Fully one half of the sky was now a seething argent storm. Thunder rolled from the horizon behind them, as the very ground was ripped up, annihilated — their world had acquired an edge, raw as a cliff, and that cliff was drawing closer as vast sections sheared away, as the raging abyss swallowed the toppling stone columns one by one.

And it occurred to Draconus, then, that each of them here, seemingly alone, each with his or her own shackle, his or her own chain, had finally, at long last, come together.

We are an army. But an army in retreat. See the detritus we leave in our wake, the abandoned comrades. See the glaze of our eyes, this veil of numbed exhaustion — when at last we tear it aside, we will find the despair we have harboured for so long, like a black poisoned fruit under a leaf — all revealed as we look into each other’s eyes.

Was the comfort found in mutual recognition of any true worth? Here, at the last? When the common ground is failure? Like a field of corpses after a battle. Like a sea of skulls rolling in the tide. Is not the brotherhood too bitter to bear?

And now, he wanted to. . to what? Yes, to rage, but first, let me close my eyes. Just for a moment. Let me find, again, my will-

‘Draconus?’

‘Yes, Pearl?’

‘Do you hear drums? I hear drums.’

‘The thunder-’ and then he stopped, and turned round, to look back at that fulminating, crazed horizon. ‘Gods below.

Chaos had found a new way to mock them. With legions in ranks, weapons and armour blazing, with standards spitting lightning into the sky. Emerging in an endless row, an army of something vaguely human, shaped solely by intent, in numbers unimaginable — they did not march so much as flow, like a frothing surge devouring the ground — and no more than a league away. Lances and pike heads flashing, round shields spinning like vortices. Drums like rattling bones, rushing to swarm like maddened wasps.

So close. . has the hunger caught fresh our scent — does the hunger now rush to us, faster than ever before?

Is there something in that storm. . that knows what it wants?

‘I do not understand,’ said Pearl. ‘How can chaos take shapes?’

‘Perhaps, friend, what we are seeing is the manifestation of what exists in all of us. Our secret love of destruction, the pleasure of annihilation, our darkest glee. Perhaps when at last they reach us, we shall realize that they are us and we are them.’ That Dragnipur has but cut us in two, and all chaos seeks is to draw us whole once more.

Oh, really now, Draconus, have you lost your mind?

‘If they are the evil in our souls, Pearl, then there can be no doubt as to their desire.’

‘Perhaps not just our souls,’ mused Pearl, wiping blood from his eyes. ‘Perhaps every soul, since the beginning of creation. Perhaps, Draconus, when each of us dies, the evil within us is torn free and rushes into the realm of Chaos. Or the evil is that which survives the longest. .’

Draconus said nothing. The demon’s suggestions horrified him, and he thought — oh, he was thinking, yes — that Pearl had found a terrible truth.

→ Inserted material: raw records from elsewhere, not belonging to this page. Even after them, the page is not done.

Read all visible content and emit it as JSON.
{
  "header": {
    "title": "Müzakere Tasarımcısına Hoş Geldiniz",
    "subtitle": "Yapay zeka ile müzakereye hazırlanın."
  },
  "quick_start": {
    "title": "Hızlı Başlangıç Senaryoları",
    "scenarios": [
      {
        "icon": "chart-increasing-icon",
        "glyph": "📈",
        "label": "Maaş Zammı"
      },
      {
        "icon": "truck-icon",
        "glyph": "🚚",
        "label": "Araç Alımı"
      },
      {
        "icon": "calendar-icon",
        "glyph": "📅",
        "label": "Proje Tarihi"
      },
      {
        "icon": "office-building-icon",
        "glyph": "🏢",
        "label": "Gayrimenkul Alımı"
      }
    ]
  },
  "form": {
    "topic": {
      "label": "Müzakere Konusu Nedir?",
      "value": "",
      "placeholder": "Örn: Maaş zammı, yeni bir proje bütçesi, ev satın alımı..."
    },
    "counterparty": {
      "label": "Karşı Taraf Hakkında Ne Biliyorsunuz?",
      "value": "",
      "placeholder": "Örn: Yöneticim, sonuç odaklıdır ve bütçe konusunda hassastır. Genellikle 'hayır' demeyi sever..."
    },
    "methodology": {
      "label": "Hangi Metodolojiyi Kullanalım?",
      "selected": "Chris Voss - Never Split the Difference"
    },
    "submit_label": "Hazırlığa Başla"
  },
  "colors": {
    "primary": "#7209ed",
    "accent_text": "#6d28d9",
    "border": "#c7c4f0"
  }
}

Somewhere among those possibilities.

Somewhere among them. . I think. . there is a secret. An important secret.

Somewhere. .

‘I do not want to meet my evil self,’ said Pearl.

Draconus glanced across at him. ‘Who does?’

Ditch was dreaming, for dreaming was his last road to freedom. He could stride, reaching out to the sides, reshaping everything. He could make the world as he wanted it, as it should be, a place of justice, a place where he could be a god and look upon humanity as it truly was: a mob of unruly, faintly ridiculous children. Watch them grasp things when they think no one’s looking. Watch them break things, hurt things, steal. Listen to their expostulations of innocence, their breathless list of excuses, listen to how they repent and repent and repent and then go and do the same damned things all over again. Children.